Attendees inspect a Mercedes-Benz EQV electric van in the Daimler AG exhibition hall last week at the IAA Frankfurt Motor Show in Frankfurt, Germany.
Attendees inspect a Mercedes-Benz EQV electric van in the Daimler AG exhibition hall last week at the IAA Frankfurt Motor Show in Frankfurt, Germany.

It only took a decade for traditional automakers to take electric cars seriously and offer more than a smattering of test-the-water models.

Now comes the hard part: Getting consumers to buy them.

At Frankfurt's 2019 car show last week, Volkswagen AG chief executive Herbert Diess laid it on thick, calling on governments to give up coal-fired power as he unveiled the electric ID.3 car-for-the-masses. At the Mercedes-Benz stand, where the Daimler AG brand was showing the prototype of an electric S-Class sibling, real beech trees framed giant screens displaying schools of digital fish.

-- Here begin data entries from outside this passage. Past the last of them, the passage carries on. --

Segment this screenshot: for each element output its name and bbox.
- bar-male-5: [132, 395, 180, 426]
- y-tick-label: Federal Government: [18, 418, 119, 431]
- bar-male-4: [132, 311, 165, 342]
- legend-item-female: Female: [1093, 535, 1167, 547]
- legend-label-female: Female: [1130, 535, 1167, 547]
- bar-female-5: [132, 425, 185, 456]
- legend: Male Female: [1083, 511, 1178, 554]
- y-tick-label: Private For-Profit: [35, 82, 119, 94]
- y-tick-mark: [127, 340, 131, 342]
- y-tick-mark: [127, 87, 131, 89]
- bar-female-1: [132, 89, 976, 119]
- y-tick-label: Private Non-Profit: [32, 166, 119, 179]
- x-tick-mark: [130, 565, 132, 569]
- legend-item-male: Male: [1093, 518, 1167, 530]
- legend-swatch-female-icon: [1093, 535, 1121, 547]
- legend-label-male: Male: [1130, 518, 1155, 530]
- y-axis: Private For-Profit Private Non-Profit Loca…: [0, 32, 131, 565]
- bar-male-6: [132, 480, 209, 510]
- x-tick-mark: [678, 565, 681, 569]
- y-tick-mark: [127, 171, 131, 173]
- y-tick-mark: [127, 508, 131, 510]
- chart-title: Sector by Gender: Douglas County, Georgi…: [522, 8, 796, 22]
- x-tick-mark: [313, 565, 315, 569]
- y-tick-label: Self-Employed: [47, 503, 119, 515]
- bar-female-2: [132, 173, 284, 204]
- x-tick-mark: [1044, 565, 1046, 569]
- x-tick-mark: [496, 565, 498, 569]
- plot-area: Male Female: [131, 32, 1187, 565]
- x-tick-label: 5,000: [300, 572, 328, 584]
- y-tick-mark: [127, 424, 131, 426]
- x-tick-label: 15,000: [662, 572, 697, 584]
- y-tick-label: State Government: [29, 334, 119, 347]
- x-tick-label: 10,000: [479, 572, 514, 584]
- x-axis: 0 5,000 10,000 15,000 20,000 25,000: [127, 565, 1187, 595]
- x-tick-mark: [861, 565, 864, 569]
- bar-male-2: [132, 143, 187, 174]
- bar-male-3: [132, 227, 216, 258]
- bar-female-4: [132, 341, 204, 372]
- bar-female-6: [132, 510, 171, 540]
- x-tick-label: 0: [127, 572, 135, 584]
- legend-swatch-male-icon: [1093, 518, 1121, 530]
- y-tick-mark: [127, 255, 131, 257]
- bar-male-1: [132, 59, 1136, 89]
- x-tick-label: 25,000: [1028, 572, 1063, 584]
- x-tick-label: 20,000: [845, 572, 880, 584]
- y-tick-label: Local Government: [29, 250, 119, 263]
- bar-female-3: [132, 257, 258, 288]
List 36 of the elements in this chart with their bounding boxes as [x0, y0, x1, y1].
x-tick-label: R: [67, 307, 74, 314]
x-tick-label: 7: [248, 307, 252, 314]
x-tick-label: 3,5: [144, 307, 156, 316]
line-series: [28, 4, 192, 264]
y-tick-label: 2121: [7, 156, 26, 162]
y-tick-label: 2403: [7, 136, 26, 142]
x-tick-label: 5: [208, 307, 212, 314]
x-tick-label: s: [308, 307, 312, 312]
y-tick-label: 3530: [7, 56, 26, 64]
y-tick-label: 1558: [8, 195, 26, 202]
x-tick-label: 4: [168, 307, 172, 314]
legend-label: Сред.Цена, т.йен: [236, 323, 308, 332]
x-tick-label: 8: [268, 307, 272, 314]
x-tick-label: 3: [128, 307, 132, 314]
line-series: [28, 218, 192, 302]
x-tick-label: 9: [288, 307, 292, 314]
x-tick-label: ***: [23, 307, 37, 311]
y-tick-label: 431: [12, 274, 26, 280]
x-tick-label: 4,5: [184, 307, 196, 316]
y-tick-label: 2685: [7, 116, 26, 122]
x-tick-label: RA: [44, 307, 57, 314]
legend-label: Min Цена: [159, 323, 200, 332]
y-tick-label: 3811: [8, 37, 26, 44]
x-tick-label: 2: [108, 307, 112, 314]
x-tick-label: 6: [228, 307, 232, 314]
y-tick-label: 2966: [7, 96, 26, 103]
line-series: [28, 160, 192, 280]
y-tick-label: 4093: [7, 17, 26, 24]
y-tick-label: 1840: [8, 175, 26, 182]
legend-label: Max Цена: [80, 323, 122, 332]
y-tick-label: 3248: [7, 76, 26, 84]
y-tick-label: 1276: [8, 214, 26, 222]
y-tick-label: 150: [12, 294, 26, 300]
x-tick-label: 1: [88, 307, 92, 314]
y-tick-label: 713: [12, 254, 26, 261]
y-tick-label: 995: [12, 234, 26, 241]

The message to environmentally conscious consumers: We're with you. But a marketing blitz alone won't wash away the deep uncertainties facing electric cars -- obstacles little changed since carmakers' initial forays with models like the Nissan Leaf and BMW AG i3. Customers don't like paying up for new technology they're unsure about, and they're worried they won't reliably get to where they want to go.

"The next big thing is not going to be about the cars, because they will come," said Carlos Tavares, president of the European Automobile Manufacturers Association and CEO of Groupe PSA. "The next big thing is about affordable mobility. The next big thing is about how we make this work for the biggest number of people."

So far, electric cars have only proliferated in countries with significant sweeteners. Once they go, sales of battery models crater. Demand in China, the world's biggest electric-car market, fell 16% in August -- its second-straight decline -- after the government scaled back subsidies. Carmakers can reduce prices, but then only cut into profitability that in most cases has been nonexistent.

Consumers are similarly sensitive elsewhere. Demand in Denmark collapsed when the government phased out tax breaks in 2016.

"We've been talking about EVs for years, but this year the real production cars showed up," Max Warburton, an analyst at Sanford Bernstein, wrote in a note. "Should we be celebrating these cars, given the poor margins that most will have?"

Across Europe, sales of new plug-in hybrids and fully-electric cars last year made up 2% of total registrations. That's a tiny market to tussle over for the likes of VW's ID.3, with a price point below $33,009; Tesla Inc.'s Model 3; and Mercedes's gleaming lineup of plug-ins. Yet carmakers have little choice but to boost their offering to keep pace with regulation or face fines.

Consumer demand "can't be mandated," Daimler CEO Ola Kallenius said at the show. Mercedes-Benz is adding at least 10 purely battery-powered cars through 2022 at a cost of more than $11 billion, starting with last year's EQC SUV, so the carmaker's lineup can meet stricter emission limits.

A lot of factors are moving in the right direction. The ID.3's price point and basic range of 205 miles sets the car apart from previous efforts that needed meticulous pre-planning for longer trips. At the top end, there's now the $185,000 Porsche Taycan Turbo S, and a midrange that's rapidly filling out from SUVs like the Jaguar I-Pace and Audi e-tron.

Patchy charging infrastructure is improving, too. Ionity, a consortium of Daimler, VW, Ford Motor Co., BMW and now Hyundai Motor Co., is on track to finish building a network of 400 European fast-charging stations by next year to make long-distance travel easier.

For carmakers, this will mean some lean years -- at least to 2025 when battery prices are expected to come down -- during which lucrative conventional SUVs must subsidize poor returns from their electric cousins. VW will need "patience" until the ID.3 brings significant profit "joy," Chairman Hans Dieter Poetsch said.

To bridge the gap, the industry is lobbying hard for governments to step up incentives to get to the oft-cited tipping point where driving without a combustion engine becomes normal. In Germany, home to VW, Mercedes and BMW as well as world-leading suppliers like Continental AG, the government will sit down this week to discuss broad climate measures. Carmakers are hoping for a bigger slice of subsidies than they got so far.

The European Automobile Manufacturers Association earlier this month called on national governments to boost charging points in Europe to 2.8 million by 2030, a 20-fold increase from 2018.

"We need strong support, because if we don't do it," simply offering electric cars won't be enough for sales to take off, PSA's Tavares said.

Information for this article was contributed by Richard Weiss of Bloomberg News.